Segundo um relatório publicado pelo Comitê de Habitação da Assembléia de Londres em fevereiro, existem cerca de 5 mil a 7 mil guardiões de propriedades no Reino Unido, com a maioria deles em grandes cidades como Londres. Embora o sistema tenha começado originalmente como uma medida anti-invasão na Holanda nos anos 90, agora se tornou uma solução inesperada para a crise imobiliária de Londres.
Stuart Woolgar, CEO da Global Guardians, uma empresa de consultoria imobiliária britânica, ajudou a impulsionar o mercado de guardiões, que há 13 anos era do tamanho de “startup” para o modelo de negócios substancial que se tornou hoje. “Em 2015, começou a crescer de verdade”, disse Woolgar. “Eu me lembro de quando tínhamos cerca de 300 guardiões, e esse número cresceu para os milhares.”
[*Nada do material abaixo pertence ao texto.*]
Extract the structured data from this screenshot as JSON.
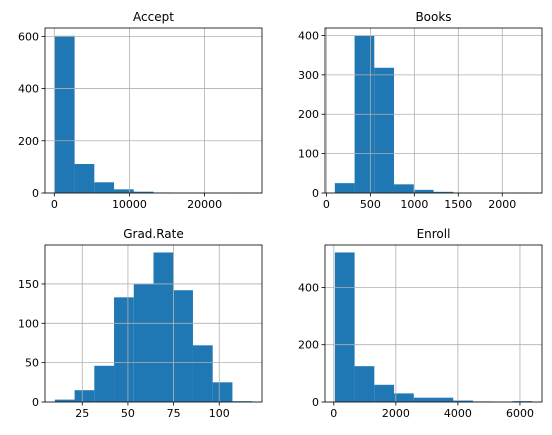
{
  "chart_data": [
    {
      "type": "histogram",
      "title": "Accept",
      "color": "#1f77b4",
      "grid": true,
      "bins": [
        72,
        2697.8,
        5323.6,
        7949.4,
        10575.2,
        13201,
        15826.8,
        18452.6,
        21078.4,
        23704.2,
        26330
      ],
      "values": [
        602,
        111,
        41,
        14,
        5,
        2,
        0,
        1,
        0,
        1
      ],
      "xlim": [
        -1241,
        27643
      ],
      "xticks": [
        0,
        10000,
        20000
      ],
      "ylim": [
        0,
        632
      ],
      "yticks": [
        0,
        200,
        400,
        600
      ]
    },
    {
      "type": "histogram",
      "title": "Books",
      "color": "#1f77b4",
      "grid": true,
      "bins": [
        96,
        320.4,
        544.8,
        769.2,
        993.6,
        1218,
        1442.4,
        1666.8,
        1891.2,
        2115.6,
        2340
      ],
      "values": [
        25,
        399,
        318,
        22,
        8,
        3,
        1,
        0,
        0,
        1
      ],
      "xlim": [
        -16,
        2452
      ],
      "xticks": [
        0,
        500,
        1000,
        1500,
        2000
      ],
      "ylim": [
        0,
        419
      ],
      "yticks": [
        0,
        100,
        200,
        300,
        400
      ]
    },
    {
      "type": "histogram",
      "title": "Grad.Rate",
      "color": "#1f77b4",
      "grid": true,
      "bins": [
        10,
        20.8,
        31.6,
        42.4,
        53.2,
        64,
        74.8,
        85.6,
        96.4,
        107.2,
        118
      ],
      "values": [
        3,
        15,
        46,
        133,
        150,
        190,
        142,
        72,
        25,
        1
      ],
      "xlim": [
        4.6,
        123.4
      ],
      "xticks": [
        25,
        50,
        75,
        100
      ],
      "ylim": [
        0,
        199.5
      ],
      "yticks": [
        0,
        50,
        100,
        150
      ]
    },
    {
      "type": "histogram",
      "title": "Enroll",
      "color": "#1f77b4",
      "grid": true,
      "bins": [
        35,
        670.7,
        1306.4,
        1942.1,
        2577.8,
        3213.5,
        3849.2,
        4484.9,
        5120.6,
        5756.3,
        6392
      ],
      "values": [
        522,
        125,
        60,
        30,
        15,
        15,
        5,
        2,
        0,
        3
      ],
      "xlim": [
        -283,
        6710
      ],
      "xticks": [
        0,
        2000,
        4000,
        6000
      ],
      "ylim": [
        0,
        548
      ],
      "yticks": [
        0,
        200,
        400
      ]
    }
  ]
}
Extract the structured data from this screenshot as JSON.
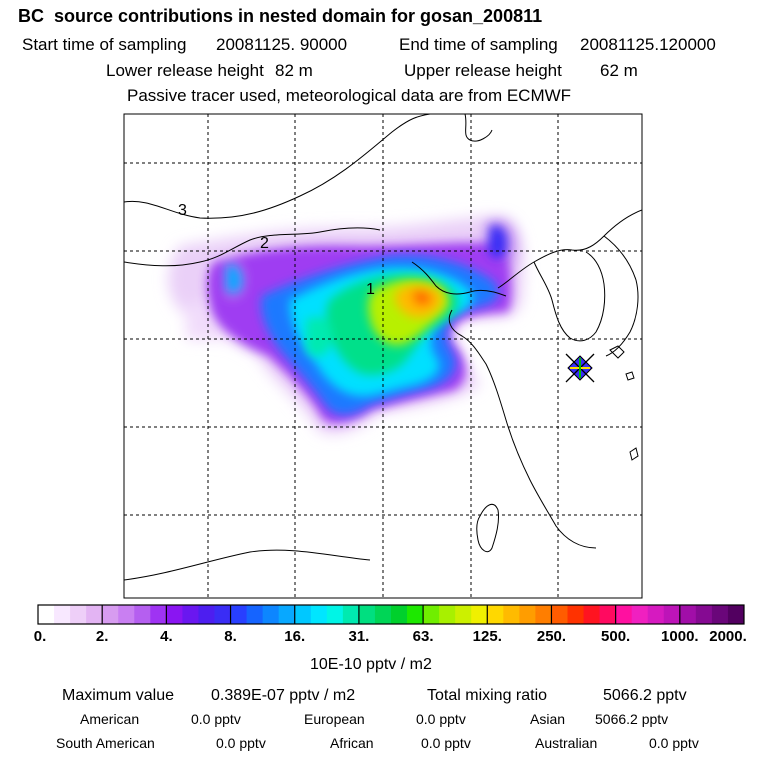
{
  "header": {
    "title": "BC  source contributions in nested domain for gosan_200811",
    "start_label": "Start time of sampling",
    "start_value": "20081125. 90000",
    "end_label": "End time of sampling",
    "end_value": "20081125.120000",
    "lower_label": "Lower release height",
    "lower_value": "82 m",
    "upper_label": "Upper release height",
    "upper_value": "62 m",
    "note": "Passive tracer used, meteorological data are from ECMWF"
  },
  "map": {
    "region_labels": [
      "1",
      "2",
      "3"
    ],
    "receptor": "gosan",
    "colors": {
      "coast": "#000000",
      "grid": "#000000"
    }
  },
  "colorbar": {
    "tick_labels": [
      "0.",
      "2.",
      "4.",
      "8.",
      "16.",
      "31.",
      "63.",
      "125.",
      "250.",
      "500.",
      "1000.",
      "2000."
    ],
    "colors": [
      "#ffffff",
      "#f8e8ff",
      "#eecff8",
      "#e3b4f3",
      "#d79cf0",
      "#c97ff2",
      "#b55ff0",
      "#9f33f3",
      "#8a15f2",
      "#6a17f0",
      "#4d1ef0",
      "#3a2df5",
      "#283fff",
      "#1564ff",
      "#0d86ff",
      "#08a8ff",
      "#00c8ff",
      "#00e6ff",
      "#00f5e6",
      "#00eab0",
      "#00df80",
      "#00d556",
      "#00d02c",
      "#1de800",
      "#70ee00",
      "#a8f000",
      "#ccf000",
      "#f0f000",
      "#ffd800",
      "#ffbb00",
      "#ff9d00",
      "#ff7e00",
      "#ff5c00",
      "#ff3200",
      "#ff1420",
      "#ff0a60",
      "#ff10a0",
      "#f020c0",
      "#d61ac0",
      "#bd14b8",
      "#a10ea8",
      "#850a92",
      "#6a067a",
      "#520060"
    ],
    "unit": "10E-10 pptv / m2"
  },
  "stats": {
    "max_label": "Maximum value",
    "max_value": "0.389E-07 pptv / m2",
    "total_label": "Total mixing ratio",
    "total_value": "5066.2 pptv",
    "sources": [
      {
        "name": "American",
        "value": "0.0 pptv"
      },
      {
        "name": "European",
        "value": "0.0 pptv"
      },
      {
        "name": "Asian",
        "value": "5066.2 pptv"
      },
      {
        "name": "South American",
        "value": "0.0 pptv"
      },
      {
        "name": "African",
        "value": "0.0 pptv"
      },
      {
        "name": "Australian",
        "value": "0.0 pptv"
      }
    ]
  }
}
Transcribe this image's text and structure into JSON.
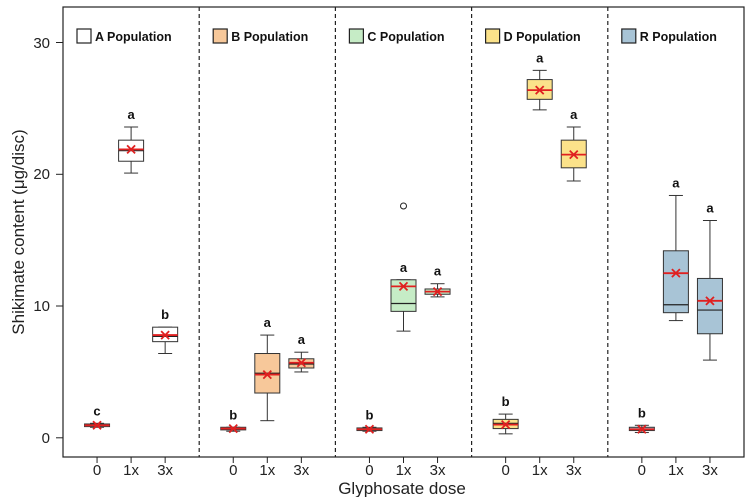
{
  "chart_data": {
    "type": "box",
    "xlabel": "Glyphosate dose",
    "ylabel": "Shikimate content (μg/disc)",
    "ylim": [
      -1.5,
      32
    ],
    "yticks": [
      0,
      10,
      20,
      30
    ],
    "tick_labels": {
      "y": [
        "0",
        "10",
        "20",
        "30"
      ]
    },
    "categories": [
      "0",
      "1x",
      "3x"
    ],
    "grid": false,
    "panels": [
      {
        "legend": "A Population",
        "color": "#ffffff",
        "boxes": [
          {
            "dose": "0",
            "min": 0.8,
            "q1": 0.85,
            "median": 0.95,
            "q3": 1.05,
            "max": 1.1,
            "mean": 0.95,
            "letter": "c",
            "outliers": []
          },
          {
            "dose": "1x",
            "min": 20.1,
            "q1": 21.0,
            "median": 21.8,
            "q3": 22.6,
            "max": 23.6,
            "mean": 21.9,
            "letter": "a",
            "outliers": []
          },
          {
            "dose": "3x",
            "min": 6.4,
            "q1": 7.3,
            "median": 7.7,
            "q3": 8.4,
            "max": 8.4,
            "mean": 7.8,
            "letter": "b",
            "outliers": []
          }
        ]
      },
      {
        "legend": "B Population",
        "color": "#f7c89a",
        "boxes": [
          {
            "dose": "0",
            "min": 0.5,
            "q1": 0.6,
            "median": 0.7,
            "q3": 0.8,
            "max": 0.8,
            "mean": 0.7,
            "letter": "b",
            "outliers": []
          },
          {
            "dose": "1x",
            "min": 1.3,
            "q1": 3.4,
            "median": 4.9,
            "q3": 6.4,
            "max": 7.8,
            "mean": 4.8,
            "letter": "a",
            "outliers": []
          },
          {
            "dose": "3x",
            "min": 5.0,
            "q1": 5.3,
            "median": 5.6,
            "q3": 6.0,
            "max": 6.5,
            "mean": 5.7,
            "letter": "a",
            "outliers": []
          }
        ]
      },
      {
        "legend": "C Population",
        "color": "#c6ecc6",
        "boxes": [
          {
            "dose": "0",
            "min": 0.5,
            "q1": 0.55,
            "median": 0.65,
            "q3": 0.75,
            "max": 0.8,
            "mean": 0.65,
            "letter": "b",
            "outliers": []
          },
          {
            "dose": "1x",
            "min": 8.1,
            "q1": 9.6,
            "median": 10.2,
            "q3": 12.0,
            "max": 12.0,
            "mean": 11.5,
            "letter": "a",
            "outliers": [
              17.6
            ]
          },
          {
            "dose": "3x",
            "min": 10.7,
            "q1": 10.9,
            "median": 11.1,
            "q3": 11.3,
            "max": 11.7,
            "mean": 11.1,
            "letter": "a",
            "outliers": []
          }
        ]
      },
      {
        "legend": "D Population",
        "color": "#fbe28a",
        "boxes": [
          {
            "dose": "0",
            "min": 0.3,
            "q1": 0.7,
            "median": 1.1,
            "q3": 1.4,
            "max": 1.8,
            "mean": 1.0,
            "letter": "b",
            "outliers": []
          },
          {
            "dose": "1x",
            "min": 24.9,
            "q1": 25.7,
            "median": 26.4,
            "q3": 27.2,
            "max": 27.9,
            "mean": 26.4,
            "letter": "a",
            "outliers": []
          },
          {
            "dose": "3x",
            "min": 19.5,
            "q1": 20.5,
            "median": 21.5,
            "q3": 22.6,
            "max": 23.6,
            "mean": 21.5,
            "letter": "a",
            "outliers": []
          }
        ]
      },
      {
        "legend": "R Population",
        "color": "#a8c4d6",
        "boxes": [
          {
            "dose": "0",
            "min": 0.4,
            "q1": 0.55,
            "median": 0.65,
            "q3": 0.8,
            "max": 0.95,
            "mean": 0.65,
            "letter": "b",
            "outliers": []
          },
          {
            "dose": "1x",
            "min": 8.9,
            "q1": 9.5,
            "median": 10.1,
            "q3": 14.2,
            "max": 18.4,
            "mean": 12.5,
            "letter": "a",
            "outliers": []
          },
          {
            "dose": "3x",
            "min": 5.9,
            "q1": 7.9,
            "median": 9.7,
            "q3": 12.1,
            "max": 16.5,
            "mean": 10.4,
            "letter": "a",
            "outliers": []
          }
        ]
      }
    ]
  }
}
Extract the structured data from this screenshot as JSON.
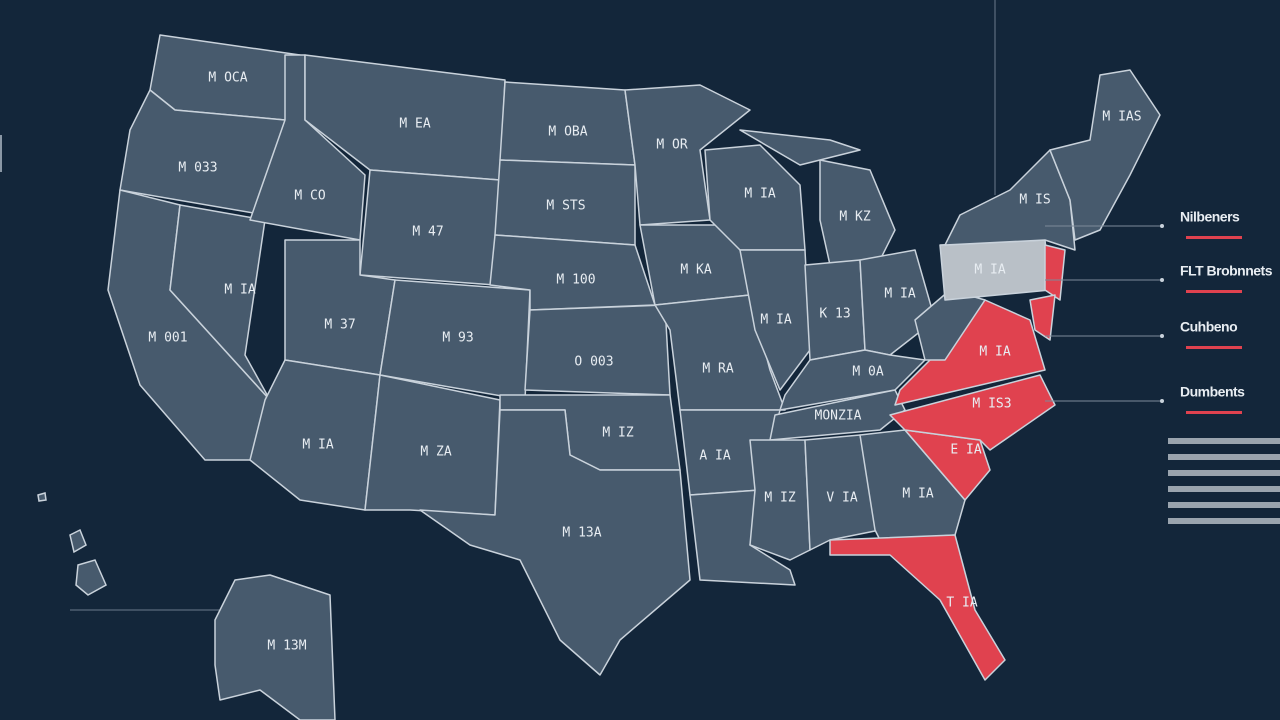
{
  "map": {
    "states": [
      {
        "label": "M OCA"
      },
      {
        "label": "M 033"
      },
      {
        "label": "M 001"
      },
      {
        "label": "M IA"
      },
      {
        "label": "M CO"
      },
      {
        "label": "M EA"
      },
      {
        "label": "M 47"
      },
      {
        "label": "M 37"
      },
      {
        "label": "M IA"
      },
      {
        "label": "M 93"
      },
      {
        "label": "M ZA"
      },
      {
        "label": "M OBA"
      },
      {
        "label": "M STS"
      },
      {
        "label": "M 100"
      },
      {
        "label": "O 003"
      },
      {
        "label": "M IZ"
      },
      {
        "label": "M 13A"
      },
      {
        "label": "M OR"
      },
      {
        "label": "M KA"
      },
      {
        "label": "M RA"
      },
      {
        "label": "A IA"
      },
      {
        "label": null
      },
      {
        "label": "M IA"
      },
      {
        "label": "M KZ"
      },
      {
        "label": null
      },
      {
        "label": "M IA"
      },
      {
        "label": "K 13"
      },
      {
        "label": "M IA"
      },
      {
        "label": "M 0A"
      },
      {
        "label": "MONZIA"
      },
      {
        "label": "M IZ"
      },
      {
        "label": "V IA"
      },
      {
        "label": "M IA"
      },
      {
        "label": "T IA"
      },
      {
        "label": "E IA"
      },
      {
        "label": "M IS3"
      },
      {
        "label": "M IA"
      },
      {
        "label": null
      },
      {
        "label": "M IA"
      },
      {
        "label": "M IS"
      },
      {
        "label": null
      },
      {
        "label": null
      },
      {
        "label": "M IAS"
      },
      {
        "label": "M 13M"
      }
    ],
    "legend": [
      "Nilbeners",
      "FLT Brobnnets",
      "Cuhbeno",
      "Dumbents"
    ]
  }
}
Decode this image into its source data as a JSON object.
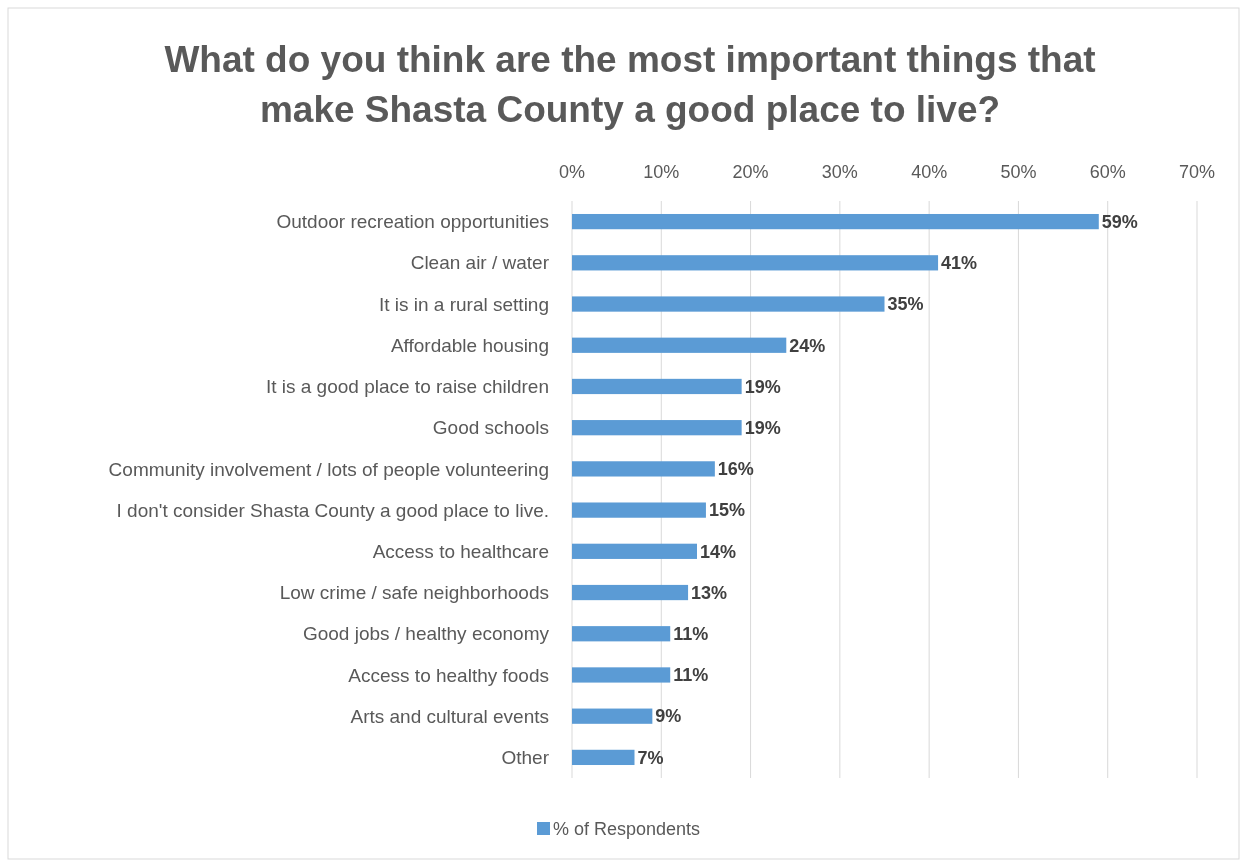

Enquanto a Global Guardians costumava receber de duas a três novas solicitações por mês, agora recebem uma média de 500, segundo Woolgar.
A razão para a popularidade desse tipo de “aluguel” é simples: é econômico. Na superfície, o esquema parece ser uma vitória para todas as partes envolvidas: os donos de prédios economizam dinheiro por não terem que contratar guardas ou sistemas de segurança caros, os moradores têm um lugar acessível para ficar e as empresas de ficam com o pagamento intermediário.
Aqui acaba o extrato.